Architectural Feasibility
Our architectural is generally very feasible. The system works similar to other camera apps on the market that store photos on a database. Being that ours relies on fetching the photos and data from this database, it makes the entire product much easier to manage.
Overengineering
Our app is very simple and straightforward and the only over-engineering we are worried about is the chance of maybe someone scanning a cat, monkey, or some other arbituary animal that isn't a dog. Even so, Microsoft's Fetch! Machine Learning Model is out of the box a very reliable model. That is the only input necessary, so the rest just has to do with storing that information and then processing it.
Build-vs-Buy Decisions
We aren't spending any money, most of the app is built by the ground up. We are using React-Native, React-Native-Elements, and maybe some other small libraries for basic components. This will save us time that we could dedicate to more important features on the application.
Reuse
We are relying on preexisting software; the information about the dogs and the local shelters will be pulled from an API and the machine learning learning model.

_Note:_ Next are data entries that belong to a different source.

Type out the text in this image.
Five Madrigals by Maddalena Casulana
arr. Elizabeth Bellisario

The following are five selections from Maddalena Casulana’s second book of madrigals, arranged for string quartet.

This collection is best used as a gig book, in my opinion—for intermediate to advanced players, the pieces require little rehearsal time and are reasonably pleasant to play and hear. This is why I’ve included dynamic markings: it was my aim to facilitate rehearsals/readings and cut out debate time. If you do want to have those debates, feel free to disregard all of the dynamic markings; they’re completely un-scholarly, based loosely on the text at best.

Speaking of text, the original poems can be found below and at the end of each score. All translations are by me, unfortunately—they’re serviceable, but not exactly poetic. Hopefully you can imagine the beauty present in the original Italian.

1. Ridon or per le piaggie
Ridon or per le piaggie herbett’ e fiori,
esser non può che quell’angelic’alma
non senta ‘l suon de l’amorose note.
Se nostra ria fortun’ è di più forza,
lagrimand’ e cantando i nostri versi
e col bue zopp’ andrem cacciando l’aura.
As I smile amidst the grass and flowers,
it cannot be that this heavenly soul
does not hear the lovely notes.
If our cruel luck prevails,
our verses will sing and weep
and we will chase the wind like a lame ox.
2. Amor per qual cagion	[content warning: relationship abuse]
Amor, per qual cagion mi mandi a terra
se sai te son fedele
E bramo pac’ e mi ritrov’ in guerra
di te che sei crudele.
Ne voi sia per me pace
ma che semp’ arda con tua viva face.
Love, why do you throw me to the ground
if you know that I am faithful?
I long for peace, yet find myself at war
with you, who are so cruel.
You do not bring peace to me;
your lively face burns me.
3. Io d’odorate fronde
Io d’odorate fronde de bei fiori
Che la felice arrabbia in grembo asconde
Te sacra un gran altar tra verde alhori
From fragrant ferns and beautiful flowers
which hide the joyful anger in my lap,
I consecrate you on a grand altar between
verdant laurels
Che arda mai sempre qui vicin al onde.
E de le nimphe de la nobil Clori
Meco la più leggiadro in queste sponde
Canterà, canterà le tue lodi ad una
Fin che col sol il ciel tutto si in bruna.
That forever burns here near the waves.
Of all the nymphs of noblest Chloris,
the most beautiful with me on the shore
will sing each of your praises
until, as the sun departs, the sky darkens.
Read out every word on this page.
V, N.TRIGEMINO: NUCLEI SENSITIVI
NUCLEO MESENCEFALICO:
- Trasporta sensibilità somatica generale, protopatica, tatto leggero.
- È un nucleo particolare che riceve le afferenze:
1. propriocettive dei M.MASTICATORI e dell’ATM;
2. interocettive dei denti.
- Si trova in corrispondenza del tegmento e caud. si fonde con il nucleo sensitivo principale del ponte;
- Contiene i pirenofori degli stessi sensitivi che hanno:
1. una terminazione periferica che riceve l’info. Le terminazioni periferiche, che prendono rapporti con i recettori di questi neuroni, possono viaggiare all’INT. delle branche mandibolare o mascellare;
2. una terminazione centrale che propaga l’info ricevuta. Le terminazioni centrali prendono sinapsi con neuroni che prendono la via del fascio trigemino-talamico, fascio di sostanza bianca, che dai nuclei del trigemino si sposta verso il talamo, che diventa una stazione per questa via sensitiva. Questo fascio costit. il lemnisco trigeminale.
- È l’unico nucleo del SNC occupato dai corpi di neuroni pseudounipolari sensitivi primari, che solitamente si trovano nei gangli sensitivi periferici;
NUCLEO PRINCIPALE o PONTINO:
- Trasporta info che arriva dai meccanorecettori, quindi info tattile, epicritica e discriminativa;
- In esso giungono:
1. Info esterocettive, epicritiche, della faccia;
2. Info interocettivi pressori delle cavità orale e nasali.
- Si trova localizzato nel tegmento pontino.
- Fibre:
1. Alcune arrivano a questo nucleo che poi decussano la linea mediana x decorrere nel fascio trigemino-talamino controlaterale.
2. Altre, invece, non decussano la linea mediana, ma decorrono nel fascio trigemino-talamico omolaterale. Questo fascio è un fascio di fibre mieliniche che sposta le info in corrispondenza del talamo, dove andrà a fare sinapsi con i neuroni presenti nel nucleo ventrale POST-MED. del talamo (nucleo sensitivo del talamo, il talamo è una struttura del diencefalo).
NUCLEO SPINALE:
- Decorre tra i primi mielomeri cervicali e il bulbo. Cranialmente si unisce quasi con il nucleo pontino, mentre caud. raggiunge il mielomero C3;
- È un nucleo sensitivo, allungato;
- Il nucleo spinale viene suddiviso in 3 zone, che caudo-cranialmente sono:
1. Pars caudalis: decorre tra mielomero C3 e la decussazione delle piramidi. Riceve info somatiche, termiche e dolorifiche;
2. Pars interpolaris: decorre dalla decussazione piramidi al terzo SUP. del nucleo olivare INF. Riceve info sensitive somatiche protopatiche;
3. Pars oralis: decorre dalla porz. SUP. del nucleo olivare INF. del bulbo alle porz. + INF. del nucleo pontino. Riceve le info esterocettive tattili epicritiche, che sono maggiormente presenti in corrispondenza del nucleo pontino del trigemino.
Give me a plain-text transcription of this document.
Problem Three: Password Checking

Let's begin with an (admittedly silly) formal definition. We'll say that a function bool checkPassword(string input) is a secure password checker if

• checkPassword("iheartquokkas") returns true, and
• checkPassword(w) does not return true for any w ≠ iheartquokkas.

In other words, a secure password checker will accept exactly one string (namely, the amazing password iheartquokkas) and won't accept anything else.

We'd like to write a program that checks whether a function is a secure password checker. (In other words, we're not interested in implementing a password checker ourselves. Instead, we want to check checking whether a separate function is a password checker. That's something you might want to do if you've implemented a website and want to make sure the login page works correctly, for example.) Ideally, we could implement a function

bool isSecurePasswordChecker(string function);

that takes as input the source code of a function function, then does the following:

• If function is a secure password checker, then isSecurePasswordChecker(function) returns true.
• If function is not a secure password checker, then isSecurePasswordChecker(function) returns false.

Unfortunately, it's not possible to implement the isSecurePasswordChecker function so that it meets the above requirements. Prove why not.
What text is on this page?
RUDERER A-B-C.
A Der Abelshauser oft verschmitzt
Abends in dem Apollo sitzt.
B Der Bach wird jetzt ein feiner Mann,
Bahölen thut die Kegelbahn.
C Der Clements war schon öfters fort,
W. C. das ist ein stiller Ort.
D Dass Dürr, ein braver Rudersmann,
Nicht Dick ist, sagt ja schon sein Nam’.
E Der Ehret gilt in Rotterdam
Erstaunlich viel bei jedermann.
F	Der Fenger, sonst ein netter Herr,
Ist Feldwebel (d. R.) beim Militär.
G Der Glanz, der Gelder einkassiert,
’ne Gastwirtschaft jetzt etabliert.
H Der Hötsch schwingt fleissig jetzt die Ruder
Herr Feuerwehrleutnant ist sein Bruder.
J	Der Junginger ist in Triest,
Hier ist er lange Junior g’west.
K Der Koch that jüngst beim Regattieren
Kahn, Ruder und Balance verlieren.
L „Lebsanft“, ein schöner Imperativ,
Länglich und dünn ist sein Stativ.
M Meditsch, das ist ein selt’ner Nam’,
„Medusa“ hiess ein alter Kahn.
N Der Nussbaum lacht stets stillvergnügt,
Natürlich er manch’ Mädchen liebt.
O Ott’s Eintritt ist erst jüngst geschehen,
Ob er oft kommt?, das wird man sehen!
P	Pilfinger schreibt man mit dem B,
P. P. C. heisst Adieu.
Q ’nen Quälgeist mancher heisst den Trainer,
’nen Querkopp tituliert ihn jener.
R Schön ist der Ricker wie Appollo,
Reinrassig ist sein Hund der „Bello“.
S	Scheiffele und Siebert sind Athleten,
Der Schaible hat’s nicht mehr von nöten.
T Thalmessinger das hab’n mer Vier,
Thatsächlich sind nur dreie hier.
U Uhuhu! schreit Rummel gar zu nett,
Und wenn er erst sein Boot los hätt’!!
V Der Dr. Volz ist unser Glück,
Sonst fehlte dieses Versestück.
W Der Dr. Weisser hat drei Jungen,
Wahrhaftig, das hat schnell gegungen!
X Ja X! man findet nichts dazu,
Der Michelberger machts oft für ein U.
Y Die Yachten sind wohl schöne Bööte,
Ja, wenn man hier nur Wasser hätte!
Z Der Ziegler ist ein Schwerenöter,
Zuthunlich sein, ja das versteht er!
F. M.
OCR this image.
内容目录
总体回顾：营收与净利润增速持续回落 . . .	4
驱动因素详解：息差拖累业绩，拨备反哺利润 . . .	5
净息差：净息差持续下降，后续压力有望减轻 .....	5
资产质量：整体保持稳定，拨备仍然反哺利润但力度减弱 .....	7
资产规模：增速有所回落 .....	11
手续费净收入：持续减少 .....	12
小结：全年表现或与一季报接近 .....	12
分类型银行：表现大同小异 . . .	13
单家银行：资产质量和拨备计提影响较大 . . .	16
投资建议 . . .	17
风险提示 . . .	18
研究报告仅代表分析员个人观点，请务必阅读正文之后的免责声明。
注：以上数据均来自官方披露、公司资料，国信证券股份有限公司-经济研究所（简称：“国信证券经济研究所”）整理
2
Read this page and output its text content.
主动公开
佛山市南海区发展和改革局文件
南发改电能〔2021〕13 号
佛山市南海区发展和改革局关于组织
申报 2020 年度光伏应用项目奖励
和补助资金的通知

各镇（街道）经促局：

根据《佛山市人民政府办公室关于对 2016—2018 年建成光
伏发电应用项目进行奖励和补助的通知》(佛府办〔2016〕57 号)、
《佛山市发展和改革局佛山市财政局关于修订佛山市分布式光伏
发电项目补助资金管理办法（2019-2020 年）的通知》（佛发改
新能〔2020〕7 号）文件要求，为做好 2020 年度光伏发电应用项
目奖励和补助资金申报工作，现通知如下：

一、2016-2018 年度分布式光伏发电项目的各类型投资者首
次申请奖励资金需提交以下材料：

All of which are well supported, especially Fetch! which was made by a large company, Microsoft, that is very reliable.
Change Strategy
Everyone here is new to the team they are working on so we are developing a strategy to build general concepts for the future and then meet as a team to discuss ways to narrow down each part as we get to it. This allows for us to not have to pour time in to extraneous concepts without being able to modify everything later on down the line.